Reasons behind this, say NEMSA, could range from climate issues to political problems.

The report of this year’s ewe lamb sales indicates a week-on-week improvement in trade throughout the season.

However, some markets struggled to maintain numbers, with most reporting that more lambs were needed to meet the demand.

This could potentially have been sold to vendors’ advantage.

Two potential reasons for the decline in numbers includes poor scans following last year’s drought, along with terrible weather during lambing time suffered by many farmers in the North of England.

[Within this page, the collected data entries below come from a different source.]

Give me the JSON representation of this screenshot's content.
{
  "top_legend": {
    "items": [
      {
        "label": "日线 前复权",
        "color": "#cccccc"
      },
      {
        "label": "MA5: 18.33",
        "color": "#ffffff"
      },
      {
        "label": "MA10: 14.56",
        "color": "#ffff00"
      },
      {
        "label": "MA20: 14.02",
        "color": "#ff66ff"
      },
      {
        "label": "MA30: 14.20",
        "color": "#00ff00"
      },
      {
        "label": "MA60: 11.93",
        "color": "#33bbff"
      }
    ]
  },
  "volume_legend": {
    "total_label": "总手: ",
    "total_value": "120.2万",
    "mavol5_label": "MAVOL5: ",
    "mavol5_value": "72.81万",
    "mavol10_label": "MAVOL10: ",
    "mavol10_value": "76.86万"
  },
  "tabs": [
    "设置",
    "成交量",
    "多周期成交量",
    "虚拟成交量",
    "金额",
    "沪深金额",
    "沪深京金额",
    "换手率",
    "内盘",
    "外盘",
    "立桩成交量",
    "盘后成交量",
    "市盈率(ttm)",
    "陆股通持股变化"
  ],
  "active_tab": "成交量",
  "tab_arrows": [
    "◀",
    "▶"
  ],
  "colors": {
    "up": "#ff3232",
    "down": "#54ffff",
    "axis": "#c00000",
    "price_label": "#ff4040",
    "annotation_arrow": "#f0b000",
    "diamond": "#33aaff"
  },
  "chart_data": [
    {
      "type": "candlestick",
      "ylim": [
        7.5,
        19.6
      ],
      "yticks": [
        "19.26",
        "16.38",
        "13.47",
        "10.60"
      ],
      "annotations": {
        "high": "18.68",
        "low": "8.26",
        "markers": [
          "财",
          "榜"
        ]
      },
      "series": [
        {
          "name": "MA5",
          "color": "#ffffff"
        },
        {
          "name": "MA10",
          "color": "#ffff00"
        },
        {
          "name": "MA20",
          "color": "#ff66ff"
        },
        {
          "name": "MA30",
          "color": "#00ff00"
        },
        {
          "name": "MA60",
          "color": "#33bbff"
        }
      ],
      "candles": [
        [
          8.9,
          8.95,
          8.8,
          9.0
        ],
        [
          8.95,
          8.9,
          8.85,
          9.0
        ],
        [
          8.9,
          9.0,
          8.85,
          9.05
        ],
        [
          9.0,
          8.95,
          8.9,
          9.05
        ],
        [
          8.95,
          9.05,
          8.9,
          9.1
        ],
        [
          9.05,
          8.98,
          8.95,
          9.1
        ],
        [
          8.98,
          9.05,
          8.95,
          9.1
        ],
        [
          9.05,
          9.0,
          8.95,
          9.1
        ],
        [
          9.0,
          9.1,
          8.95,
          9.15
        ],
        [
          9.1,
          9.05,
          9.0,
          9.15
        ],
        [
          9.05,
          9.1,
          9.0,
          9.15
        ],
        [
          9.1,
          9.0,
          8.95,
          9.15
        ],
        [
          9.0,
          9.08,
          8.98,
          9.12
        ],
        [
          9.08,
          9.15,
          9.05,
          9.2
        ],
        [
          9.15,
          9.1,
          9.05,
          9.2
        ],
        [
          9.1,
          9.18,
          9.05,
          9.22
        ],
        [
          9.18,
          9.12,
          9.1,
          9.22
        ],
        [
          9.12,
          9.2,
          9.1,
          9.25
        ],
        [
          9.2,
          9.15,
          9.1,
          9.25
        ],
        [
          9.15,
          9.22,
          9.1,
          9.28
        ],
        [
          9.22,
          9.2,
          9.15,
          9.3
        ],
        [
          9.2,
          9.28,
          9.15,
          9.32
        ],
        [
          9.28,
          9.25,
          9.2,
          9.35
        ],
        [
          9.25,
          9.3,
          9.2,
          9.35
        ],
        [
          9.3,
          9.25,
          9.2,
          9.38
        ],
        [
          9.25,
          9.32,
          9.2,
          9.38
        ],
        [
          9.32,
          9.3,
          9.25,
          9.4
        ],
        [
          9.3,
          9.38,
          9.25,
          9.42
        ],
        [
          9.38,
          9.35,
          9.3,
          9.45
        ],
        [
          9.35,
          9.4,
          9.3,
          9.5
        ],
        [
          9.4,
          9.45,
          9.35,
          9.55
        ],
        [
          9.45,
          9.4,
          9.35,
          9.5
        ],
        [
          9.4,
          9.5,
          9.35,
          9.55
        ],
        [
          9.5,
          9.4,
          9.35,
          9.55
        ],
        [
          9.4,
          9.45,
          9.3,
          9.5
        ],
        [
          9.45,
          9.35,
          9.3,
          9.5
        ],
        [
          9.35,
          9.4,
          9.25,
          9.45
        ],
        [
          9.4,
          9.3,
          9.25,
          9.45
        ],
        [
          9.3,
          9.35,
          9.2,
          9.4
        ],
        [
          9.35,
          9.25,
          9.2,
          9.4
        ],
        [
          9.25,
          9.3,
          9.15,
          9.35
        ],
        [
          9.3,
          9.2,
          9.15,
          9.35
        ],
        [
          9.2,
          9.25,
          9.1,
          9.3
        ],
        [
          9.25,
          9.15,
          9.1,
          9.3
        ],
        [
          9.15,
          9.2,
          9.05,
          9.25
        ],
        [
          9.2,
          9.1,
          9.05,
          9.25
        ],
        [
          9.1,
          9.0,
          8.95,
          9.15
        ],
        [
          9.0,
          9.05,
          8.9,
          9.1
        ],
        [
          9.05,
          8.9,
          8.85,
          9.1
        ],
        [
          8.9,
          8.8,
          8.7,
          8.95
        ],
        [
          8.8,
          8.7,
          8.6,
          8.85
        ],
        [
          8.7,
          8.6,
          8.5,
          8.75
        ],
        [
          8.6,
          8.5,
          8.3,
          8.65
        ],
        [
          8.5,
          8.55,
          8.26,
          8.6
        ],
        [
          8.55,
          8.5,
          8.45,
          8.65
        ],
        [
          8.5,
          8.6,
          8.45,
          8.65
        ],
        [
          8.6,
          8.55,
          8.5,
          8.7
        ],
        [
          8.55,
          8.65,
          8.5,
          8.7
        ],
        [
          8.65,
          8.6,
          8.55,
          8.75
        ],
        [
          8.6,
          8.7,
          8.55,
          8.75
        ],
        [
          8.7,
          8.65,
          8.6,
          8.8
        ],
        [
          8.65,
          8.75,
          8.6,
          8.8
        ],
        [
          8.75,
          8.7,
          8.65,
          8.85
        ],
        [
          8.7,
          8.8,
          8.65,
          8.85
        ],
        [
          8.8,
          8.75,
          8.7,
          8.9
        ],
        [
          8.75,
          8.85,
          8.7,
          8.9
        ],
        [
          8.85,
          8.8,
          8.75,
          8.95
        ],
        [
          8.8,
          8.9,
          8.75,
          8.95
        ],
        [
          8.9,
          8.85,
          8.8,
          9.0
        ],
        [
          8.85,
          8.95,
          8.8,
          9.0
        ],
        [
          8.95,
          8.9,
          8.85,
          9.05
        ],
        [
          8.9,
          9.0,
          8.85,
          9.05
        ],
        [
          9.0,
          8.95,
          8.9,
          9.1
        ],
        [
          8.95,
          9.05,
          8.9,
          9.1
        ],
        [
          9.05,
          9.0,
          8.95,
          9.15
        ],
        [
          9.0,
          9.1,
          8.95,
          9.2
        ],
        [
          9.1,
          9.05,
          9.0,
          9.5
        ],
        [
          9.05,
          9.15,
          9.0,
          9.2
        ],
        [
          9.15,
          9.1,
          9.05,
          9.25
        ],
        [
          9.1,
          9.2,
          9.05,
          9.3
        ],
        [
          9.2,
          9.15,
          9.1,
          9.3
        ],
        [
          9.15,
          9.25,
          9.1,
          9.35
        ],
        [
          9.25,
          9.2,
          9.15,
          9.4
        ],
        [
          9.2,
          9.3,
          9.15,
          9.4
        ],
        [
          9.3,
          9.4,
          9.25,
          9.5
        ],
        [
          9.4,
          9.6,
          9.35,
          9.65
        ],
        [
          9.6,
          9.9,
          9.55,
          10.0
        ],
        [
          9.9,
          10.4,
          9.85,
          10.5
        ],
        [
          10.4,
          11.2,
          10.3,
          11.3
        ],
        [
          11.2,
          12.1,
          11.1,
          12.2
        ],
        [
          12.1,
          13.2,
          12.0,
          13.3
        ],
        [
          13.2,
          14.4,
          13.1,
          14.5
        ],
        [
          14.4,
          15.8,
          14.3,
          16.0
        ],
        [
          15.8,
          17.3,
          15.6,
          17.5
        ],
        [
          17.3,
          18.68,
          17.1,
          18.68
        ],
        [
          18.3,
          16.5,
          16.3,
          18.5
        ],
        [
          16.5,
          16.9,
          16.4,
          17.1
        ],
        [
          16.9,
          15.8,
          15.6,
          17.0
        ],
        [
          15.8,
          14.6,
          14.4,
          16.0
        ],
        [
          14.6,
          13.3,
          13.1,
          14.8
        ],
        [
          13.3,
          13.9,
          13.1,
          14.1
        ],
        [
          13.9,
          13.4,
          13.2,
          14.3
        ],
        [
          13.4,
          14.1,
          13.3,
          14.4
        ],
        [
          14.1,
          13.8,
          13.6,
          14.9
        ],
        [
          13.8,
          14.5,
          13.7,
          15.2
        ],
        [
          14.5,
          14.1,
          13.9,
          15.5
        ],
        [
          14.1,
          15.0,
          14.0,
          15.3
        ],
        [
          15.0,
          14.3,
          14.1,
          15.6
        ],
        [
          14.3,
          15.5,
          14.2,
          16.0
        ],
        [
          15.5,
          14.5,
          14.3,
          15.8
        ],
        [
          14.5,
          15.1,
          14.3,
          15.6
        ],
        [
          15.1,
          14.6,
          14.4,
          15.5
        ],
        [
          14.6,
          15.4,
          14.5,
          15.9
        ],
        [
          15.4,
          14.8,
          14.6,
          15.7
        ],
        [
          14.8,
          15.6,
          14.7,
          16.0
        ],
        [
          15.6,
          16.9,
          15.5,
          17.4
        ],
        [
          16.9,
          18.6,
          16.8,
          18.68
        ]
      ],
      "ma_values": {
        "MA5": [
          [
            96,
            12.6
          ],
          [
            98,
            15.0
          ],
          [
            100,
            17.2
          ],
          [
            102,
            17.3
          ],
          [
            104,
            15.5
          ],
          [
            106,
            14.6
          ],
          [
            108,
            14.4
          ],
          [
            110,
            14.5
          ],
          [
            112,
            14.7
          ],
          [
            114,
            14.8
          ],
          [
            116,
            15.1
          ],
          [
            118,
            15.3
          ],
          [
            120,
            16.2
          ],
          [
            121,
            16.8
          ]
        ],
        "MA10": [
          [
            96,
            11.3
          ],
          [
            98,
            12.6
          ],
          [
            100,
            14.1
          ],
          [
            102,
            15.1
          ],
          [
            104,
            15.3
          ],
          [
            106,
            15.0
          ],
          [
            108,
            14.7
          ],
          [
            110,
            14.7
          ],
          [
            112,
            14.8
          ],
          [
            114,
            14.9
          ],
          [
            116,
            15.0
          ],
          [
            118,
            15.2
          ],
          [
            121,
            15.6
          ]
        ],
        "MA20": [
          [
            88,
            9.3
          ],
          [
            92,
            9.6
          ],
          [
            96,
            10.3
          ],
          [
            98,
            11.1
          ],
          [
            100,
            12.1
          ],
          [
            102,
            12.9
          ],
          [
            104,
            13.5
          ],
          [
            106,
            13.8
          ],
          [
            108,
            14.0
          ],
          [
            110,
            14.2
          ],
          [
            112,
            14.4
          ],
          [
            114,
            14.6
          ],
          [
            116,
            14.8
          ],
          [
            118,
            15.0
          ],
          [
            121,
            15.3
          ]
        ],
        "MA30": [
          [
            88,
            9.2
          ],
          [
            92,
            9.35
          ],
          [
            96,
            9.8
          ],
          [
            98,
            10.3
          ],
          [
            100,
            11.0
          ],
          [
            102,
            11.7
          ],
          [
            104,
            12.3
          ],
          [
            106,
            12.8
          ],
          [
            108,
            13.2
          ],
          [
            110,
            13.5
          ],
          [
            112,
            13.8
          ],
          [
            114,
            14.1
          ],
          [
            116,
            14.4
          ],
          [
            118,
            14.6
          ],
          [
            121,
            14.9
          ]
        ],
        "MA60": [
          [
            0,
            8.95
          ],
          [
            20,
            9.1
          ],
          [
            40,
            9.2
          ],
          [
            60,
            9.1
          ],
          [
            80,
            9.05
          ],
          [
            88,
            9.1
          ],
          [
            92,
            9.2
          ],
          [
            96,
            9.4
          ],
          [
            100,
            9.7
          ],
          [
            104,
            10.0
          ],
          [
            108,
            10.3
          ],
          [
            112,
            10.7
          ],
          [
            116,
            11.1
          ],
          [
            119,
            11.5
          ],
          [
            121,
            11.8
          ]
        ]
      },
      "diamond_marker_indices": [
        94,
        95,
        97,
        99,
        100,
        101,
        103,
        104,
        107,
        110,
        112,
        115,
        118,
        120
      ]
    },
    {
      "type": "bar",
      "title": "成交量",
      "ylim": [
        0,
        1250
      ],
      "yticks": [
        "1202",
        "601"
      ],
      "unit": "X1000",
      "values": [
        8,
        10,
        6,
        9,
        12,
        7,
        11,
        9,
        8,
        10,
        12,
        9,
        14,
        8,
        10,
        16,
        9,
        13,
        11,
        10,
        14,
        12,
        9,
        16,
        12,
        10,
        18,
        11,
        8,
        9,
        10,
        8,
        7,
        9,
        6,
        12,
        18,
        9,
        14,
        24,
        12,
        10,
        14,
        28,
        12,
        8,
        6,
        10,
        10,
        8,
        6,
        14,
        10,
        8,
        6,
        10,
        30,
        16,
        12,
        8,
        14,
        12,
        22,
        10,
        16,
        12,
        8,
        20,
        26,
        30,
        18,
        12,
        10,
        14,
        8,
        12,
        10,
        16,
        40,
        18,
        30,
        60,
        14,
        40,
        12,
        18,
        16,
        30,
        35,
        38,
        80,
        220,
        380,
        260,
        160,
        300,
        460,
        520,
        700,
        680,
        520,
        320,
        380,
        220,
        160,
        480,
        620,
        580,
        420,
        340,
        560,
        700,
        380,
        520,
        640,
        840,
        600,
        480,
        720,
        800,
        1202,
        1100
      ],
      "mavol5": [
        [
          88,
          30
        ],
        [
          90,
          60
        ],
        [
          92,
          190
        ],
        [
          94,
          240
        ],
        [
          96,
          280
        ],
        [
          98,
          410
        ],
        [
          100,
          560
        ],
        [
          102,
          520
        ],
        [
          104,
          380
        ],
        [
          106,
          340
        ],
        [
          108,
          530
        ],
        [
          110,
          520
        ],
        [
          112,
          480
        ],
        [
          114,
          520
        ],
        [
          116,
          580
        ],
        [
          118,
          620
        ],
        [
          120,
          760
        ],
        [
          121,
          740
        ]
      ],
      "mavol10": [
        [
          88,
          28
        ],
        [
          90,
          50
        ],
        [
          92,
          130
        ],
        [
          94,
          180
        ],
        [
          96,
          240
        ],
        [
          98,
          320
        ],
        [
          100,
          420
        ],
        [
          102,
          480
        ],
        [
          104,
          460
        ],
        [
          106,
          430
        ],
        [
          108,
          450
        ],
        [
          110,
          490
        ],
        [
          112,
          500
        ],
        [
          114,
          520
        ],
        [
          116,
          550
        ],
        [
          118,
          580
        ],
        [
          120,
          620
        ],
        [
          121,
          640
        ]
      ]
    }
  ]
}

NEMSA secretary Linda Allan said: "While the drought clearly stunted the growth of many lambs another reason was, perhaps, breeders’ unwillingness to invest money into feed with continuing uncertainties in the farming climate.

“For many vendors, though, it was running lambs that proved the dearest, while it was also reassuring to hear reports of new buyers coming forward from across the country. ‘Grass but no Brass’ was perhaps our initial worry, but an increase in trade throughout the sales season proved this wrong.

“Southern buyers maybe chose not the stock to their usual levels last year due to the drought, which went well into September, but happily they were back again in force this year, flocking north to plug the deficit by building up numbers once more.

“As ever, most auctions saw a market for the shrewd buyer, many purchasers reporting that their lamb averages were very similar or even down on the year, particularly at the earlier sales.

"In an increasing market it become very hard to forecast when a buyer should bite the bullet and hindsight is great thing, but many lambs bought early on will now be looking very cheap. Tupping lambs, especially, looked profitable throughout the season if farmers are willing to lamb.”